After the Wedding
After the Wedding is one of the best films of the decade for its fierce slant on loyalty, family, personal history, the goodness that can be brought out in people during tremendous hardship. This Danish movie Hollywood does not know how to make. After The Wedding contains deep hope and pain in the same passages, in the same timespace. The stakes are so high in this story that it could have been a campy disaster, but director Susanne Bier has great vision. The acting is brilliant, the writing is superb, the experience is unforgettable, a remarkable cinematic achievement.
2006 The Lives of Others
This Academy award picture, Best Foreign Film 2006. This film slid by me and is perhaps more powerful for it the way great pictures resonate with time as a second thought, a frightening glimpse of East Germany’s recent past. A by-the-book Stasi agent, highly regarded for his unparalleled interrogation skills, wears confessions out of his victims by night and teaches his tactics as though his methods are an art form by day. Ironically he is soon charged to test his art form on one of Berlin’s famous creative couples, a playright and his actress girlfriend.

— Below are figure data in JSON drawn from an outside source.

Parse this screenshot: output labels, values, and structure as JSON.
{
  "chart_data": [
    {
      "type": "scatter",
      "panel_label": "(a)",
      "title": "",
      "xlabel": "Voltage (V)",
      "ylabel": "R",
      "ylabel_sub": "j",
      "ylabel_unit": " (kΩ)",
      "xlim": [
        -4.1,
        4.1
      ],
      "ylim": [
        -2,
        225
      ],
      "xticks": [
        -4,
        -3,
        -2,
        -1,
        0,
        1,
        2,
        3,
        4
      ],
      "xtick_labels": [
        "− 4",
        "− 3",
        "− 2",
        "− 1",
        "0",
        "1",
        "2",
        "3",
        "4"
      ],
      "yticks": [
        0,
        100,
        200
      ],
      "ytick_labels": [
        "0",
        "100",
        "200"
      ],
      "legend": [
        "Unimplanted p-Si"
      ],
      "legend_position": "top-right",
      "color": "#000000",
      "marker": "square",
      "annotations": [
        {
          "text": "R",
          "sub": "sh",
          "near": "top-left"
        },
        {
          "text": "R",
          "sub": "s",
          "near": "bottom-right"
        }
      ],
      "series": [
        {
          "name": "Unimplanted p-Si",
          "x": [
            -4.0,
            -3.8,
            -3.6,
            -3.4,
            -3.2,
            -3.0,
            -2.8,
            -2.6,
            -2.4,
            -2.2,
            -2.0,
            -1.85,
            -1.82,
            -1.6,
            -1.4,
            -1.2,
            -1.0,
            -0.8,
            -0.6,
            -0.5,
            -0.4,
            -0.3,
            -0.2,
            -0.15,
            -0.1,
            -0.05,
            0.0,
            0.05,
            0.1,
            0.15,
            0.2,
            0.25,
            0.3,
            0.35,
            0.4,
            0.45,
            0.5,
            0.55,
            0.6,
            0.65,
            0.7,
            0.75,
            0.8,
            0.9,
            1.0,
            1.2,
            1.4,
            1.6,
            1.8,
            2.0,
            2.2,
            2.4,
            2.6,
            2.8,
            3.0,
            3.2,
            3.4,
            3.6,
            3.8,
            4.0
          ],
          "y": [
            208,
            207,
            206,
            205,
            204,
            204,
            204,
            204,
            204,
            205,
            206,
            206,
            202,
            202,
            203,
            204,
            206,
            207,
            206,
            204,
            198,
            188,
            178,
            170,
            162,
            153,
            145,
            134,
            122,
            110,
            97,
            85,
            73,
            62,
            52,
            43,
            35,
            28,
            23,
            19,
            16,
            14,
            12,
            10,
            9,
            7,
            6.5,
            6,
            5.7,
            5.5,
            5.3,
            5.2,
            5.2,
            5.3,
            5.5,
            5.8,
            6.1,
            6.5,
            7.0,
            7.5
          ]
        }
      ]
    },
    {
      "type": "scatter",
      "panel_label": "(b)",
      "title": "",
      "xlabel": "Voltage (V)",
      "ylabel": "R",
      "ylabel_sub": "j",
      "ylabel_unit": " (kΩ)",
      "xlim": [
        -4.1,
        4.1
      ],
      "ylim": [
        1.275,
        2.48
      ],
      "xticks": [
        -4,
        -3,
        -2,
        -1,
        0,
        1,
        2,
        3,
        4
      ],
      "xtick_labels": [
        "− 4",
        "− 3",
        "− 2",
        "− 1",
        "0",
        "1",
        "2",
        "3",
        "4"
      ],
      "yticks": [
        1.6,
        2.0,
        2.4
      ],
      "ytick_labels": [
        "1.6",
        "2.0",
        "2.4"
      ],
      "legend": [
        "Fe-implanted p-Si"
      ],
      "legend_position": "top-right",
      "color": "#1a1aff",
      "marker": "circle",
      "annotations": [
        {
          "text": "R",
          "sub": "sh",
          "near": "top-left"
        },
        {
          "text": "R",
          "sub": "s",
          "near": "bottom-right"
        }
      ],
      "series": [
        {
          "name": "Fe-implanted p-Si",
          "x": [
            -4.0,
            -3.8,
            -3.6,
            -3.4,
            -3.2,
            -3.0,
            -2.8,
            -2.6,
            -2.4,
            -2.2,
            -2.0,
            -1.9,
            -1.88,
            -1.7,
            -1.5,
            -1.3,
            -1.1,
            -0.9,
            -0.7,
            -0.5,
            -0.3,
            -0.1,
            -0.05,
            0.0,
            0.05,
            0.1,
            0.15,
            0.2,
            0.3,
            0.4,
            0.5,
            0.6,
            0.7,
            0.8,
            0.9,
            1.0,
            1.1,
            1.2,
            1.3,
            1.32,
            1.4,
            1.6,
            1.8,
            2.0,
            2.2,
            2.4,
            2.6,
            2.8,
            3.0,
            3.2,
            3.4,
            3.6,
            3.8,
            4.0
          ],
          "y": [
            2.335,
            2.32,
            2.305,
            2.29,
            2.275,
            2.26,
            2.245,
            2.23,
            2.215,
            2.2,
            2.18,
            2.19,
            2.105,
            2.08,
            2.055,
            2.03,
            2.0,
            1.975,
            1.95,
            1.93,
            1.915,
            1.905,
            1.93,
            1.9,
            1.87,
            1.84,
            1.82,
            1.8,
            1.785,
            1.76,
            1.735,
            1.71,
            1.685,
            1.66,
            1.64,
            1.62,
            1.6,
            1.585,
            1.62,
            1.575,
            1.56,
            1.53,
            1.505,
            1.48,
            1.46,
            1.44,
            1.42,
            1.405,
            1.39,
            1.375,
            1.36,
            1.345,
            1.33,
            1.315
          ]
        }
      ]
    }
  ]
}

As secrets of their lives are revealed through all the bugs in their walls the unshakable Stasi agent begins to explore his own deeply locked emotions… is it the art of others which might unlock compassion in this steely faced pawn of the brutal Berlin regime? This is a moving film about what life is like in autocratic regimes, and it reminds me to ask questions about the alarming steps our government has taken against its citizens under the auspices of a ‘war on terror’. I waved this banner feverishly until I started looking deeply at our government and the hundred bullet points that make clear the American citizen was not told the full truth about 911.
Perfume
Based on the best-selling novel “Perfume: The Story of a Murderer”, this film follows Jean-Baptiste Grenouille as his talent for scent in 18th century Paris leads him down deep psychological corridors to bottle the ephemeral. Narrated at a deliciously measured pace by John Hurt, directed with macabre excellence by Tom Tykwer, this 2006 work belongs in 2006 top ten. It has a great story line, murder, mystery, magic, humor, a cautionary tale and a paradoxical dark peek into the heart of an artist completely overrun by his genius in a craft. This film is not for the faint of heart… wits with black humor and strong stomachs veering campy will enjoy the intelligence and see past the ugly…
Factory Girl
Edie Sedgwick is a sad story about the weird Warhol thing, which continues to dominate the art arena as his paintings and work fetch high prices. The film is good, Sienna is excellent, Guy Pierce plays an excellent Warhol, Hayden Christianson plays an excellent Dylan, which surprises as I’m not a fan of this actor. His role here feels like Sandra Bullock’s excellent role as Harper Lee in the Capote film Infamous; never a fan of either they both fall into their characters and I forget who the actors are. I’ve never been inspired by the shelf life of Warhol. He is important but his work comes off like big hair bands to me… he reads like a stage prop. The Factory is exposed for what it is, and you get it or you don’t. I’m not much of a glam fan so I don’t care about The Factory much, I feel like Dylan talks when he refers flippantly to painted Brillo Boxes. The film is very depressing and I have trouble sympathizing with characters bent on self-destruction. This is so BORING, as the Sedgwick character would have said early in her experiences at the Factory. But the film has it’s star appeal and although I don’t care to play I’ll take a look from the sidelines, mainly at how thin a living this existence comes off in its lack of resonance… Warhol in all his media wisdom dates himself and never thinks of resonance, which is more my cup of tea. A lot of old art is steaming hot today and I see Warhol’s work as a time capsule like his time capsule boxes… iconic of an age, prescient in their delivery, execution and promotion, and stale. Warhol in terms of timelessness never thought outside of the box.
La Vie en Rose
This film is a terribly sad yet moving portrait of Edith Piaf, a French treasure in song. The movie starts with old Piaf then traces her life with varying degrees of success. The acting is brilliant, yet I wonder about the editing. As with other biographies I see the old and young intermingled, but Ms. Piaf’s fall is so short in her 40’s, looking like an eighty year old, that I would rather have seen a chronological narrative. I’m not sure if this would have been more powerful but this is my gut. The movie drags with the back and forth, gets strange in some places with these switchbacks but I get the point and I appreciate the work. I come away with a new inspiration and this is all that’s important in the end, a new idol presented to me, born the year of my grandparents, who moves me to look back on my twentieth century and what a solitary voice can do for the people who live in it. I remain steadfast on ‘Copying Beethoven’, which is one of the best films about creators I’ve seen and rings in my ears. I don’t feel the resonance with this one, but looking hard at a creative life meant to soar and undone early is a slow untethering that troubles the mind, the years slipping by as talent is tossed needlessly away. There are no second and third acts in this film which although very Hollywood resuscitate a tired audience… there is simply the spiral into early old age, and as there seems to be no thought to the contrary I’m inclined to believe that the director and writer were true to life as much as possible.